Ob das jetzt dazu führt, das man erwarten kann, das das Leben für alle kürzer und häßlicher wird, möchte ich an dieser Stelle noch nicht voraussagen … aber die Andeutungen der BA lassen mich das Schlimmste vermuten. Vielleicht ist diese aktuelle Meldung der Jungen Welt in diesem Zusammenhang zu sehen:
Dieser besteht aus Mitarbeitern, die per Hausbesuch nachprüfen, ob Untermieter und Mieter unabhängig voneinander sind oder eine sogenannte Bedarfsgemeinschaft bilden. Die ungebetenen Besucher haben mehrere Wohnungen von Hartz-IVBeziehern auch gegen deren Widerstand besichtigt. Häufig haben sie sogar behauptet, sie hätten das Recht dazu. Betroffene haben oft aber keine Ahnung, daß sie niemanden hereinlassen müssen – denn der Wohnraum ist durch das Grundgesetz geschützt. Ermittler müssen sich 14 Tage vorher anmelden.

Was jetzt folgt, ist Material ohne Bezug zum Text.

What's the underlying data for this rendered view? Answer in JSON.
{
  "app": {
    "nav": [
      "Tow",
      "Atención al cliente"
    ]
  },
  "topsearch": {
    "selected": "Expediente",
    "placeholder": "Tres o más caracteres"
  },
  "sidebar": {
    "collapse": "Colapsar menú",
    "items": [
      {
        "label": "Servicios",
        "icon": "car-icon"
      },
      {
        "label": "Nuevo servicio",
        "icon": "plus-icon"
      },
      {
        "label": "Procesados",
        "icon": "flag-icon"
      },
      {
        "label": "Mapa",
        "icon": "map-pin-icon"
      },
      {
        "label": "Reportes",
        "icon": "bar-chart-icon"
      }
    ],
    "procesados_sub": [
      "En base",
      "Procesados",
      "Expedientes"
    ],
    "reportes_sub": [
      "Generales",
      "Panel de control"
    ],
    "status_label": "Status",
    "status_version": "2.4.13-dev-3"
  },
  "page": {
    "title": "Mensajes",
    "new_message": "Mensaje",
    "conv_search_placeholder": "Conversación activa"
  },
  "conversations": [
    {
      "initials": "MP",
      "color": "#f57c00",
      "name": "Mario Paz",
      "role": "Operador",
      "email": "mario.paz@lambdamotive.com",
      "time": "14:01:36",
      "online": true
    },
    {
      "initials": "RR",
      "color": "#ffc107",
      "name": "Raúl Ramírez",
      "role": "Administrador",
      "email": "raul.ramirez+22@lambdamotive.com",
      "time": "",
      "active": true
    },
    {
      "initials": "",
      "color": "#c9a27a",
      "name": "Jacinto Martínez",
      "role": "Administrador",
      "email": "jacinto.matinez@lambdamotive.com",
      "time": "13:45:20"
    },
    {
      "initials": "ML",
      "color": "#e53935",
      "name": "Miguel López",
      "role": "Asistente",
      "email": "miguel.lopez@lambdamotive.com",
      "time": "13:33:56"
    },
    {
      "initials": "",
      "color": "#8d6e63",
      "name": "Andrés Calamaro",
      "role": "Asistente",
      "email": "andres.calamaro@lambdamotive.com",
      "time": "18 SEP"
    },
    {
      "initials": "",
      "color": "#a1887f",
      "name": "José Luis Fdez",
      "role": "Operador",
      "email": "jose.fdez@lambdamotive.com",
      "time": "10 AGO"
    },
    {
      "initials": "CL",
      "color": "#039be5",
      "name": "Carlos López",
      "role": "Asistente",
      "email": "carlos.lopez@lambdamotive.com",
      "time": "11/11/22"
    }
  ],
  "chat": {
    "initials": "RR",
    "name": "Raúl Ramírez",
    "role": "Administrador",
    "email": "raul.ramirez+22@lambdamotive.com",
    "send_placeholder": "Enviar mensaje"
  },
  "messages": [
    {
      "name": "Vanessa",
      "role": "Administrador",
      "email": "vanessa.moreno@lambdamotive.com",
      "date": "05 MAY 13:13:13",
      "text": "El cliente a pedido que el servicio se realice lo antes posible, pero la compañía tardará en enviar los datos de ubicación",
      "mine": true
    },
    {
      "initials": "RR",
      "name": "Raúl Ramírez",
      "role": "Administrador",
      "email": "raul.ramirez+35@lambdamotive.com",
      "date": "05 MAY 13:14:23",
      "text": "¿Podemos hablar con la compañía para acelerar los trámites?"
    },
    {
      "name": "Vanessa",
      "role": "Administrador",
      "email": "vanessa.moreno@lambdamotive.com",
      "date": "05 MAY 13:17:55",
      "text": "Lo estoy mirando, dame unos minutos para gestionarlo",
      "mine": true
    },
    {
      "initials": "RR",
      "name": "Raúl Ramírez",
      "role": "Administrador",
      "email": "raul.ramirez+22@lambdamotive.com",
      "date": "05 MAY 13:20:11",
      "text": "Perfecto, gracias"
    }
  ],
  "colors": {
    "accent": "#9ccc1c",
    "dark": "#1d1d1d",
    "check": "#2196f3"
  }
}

Die Agentur bedient sich dieser Methoden, um das monatliche Hartz- IV-Geld von 359 Euro zu drücken. Mitunter wird mit miesen Tricks gearbeitet. In einem Fall war die Wohnungsinhaberin in der Psychiatrie; der Untermieter hatte dem Dienst die Räume gezeigt, woraufhin beide als Bedarfsgemeinschaft eingestuft wurden. Für die Betroffenen folgt dann ein fatales Procedere. In Offenbach wird die Leistung während einer weiteren Überprüfung zunächst gänzlich einbehalten, nur die Miete wird gezahlt. Dieser Zustand kann sich bis zu einem dreiviertel Jahr ziehen. Bei Widerspruch wird gegebenenfalls um 30 Prozent gekürzt, bis die Prüfung abgeschlossen ist.
Na – da sieht man, wie man die Kosten kürzen kann. Jetzt verstehe ich auch den Optimismus der Bundesanstalt für Arbeit….denke aber, ich sollte trotz Schnee weiter an meinem Schützengraben arbeiten.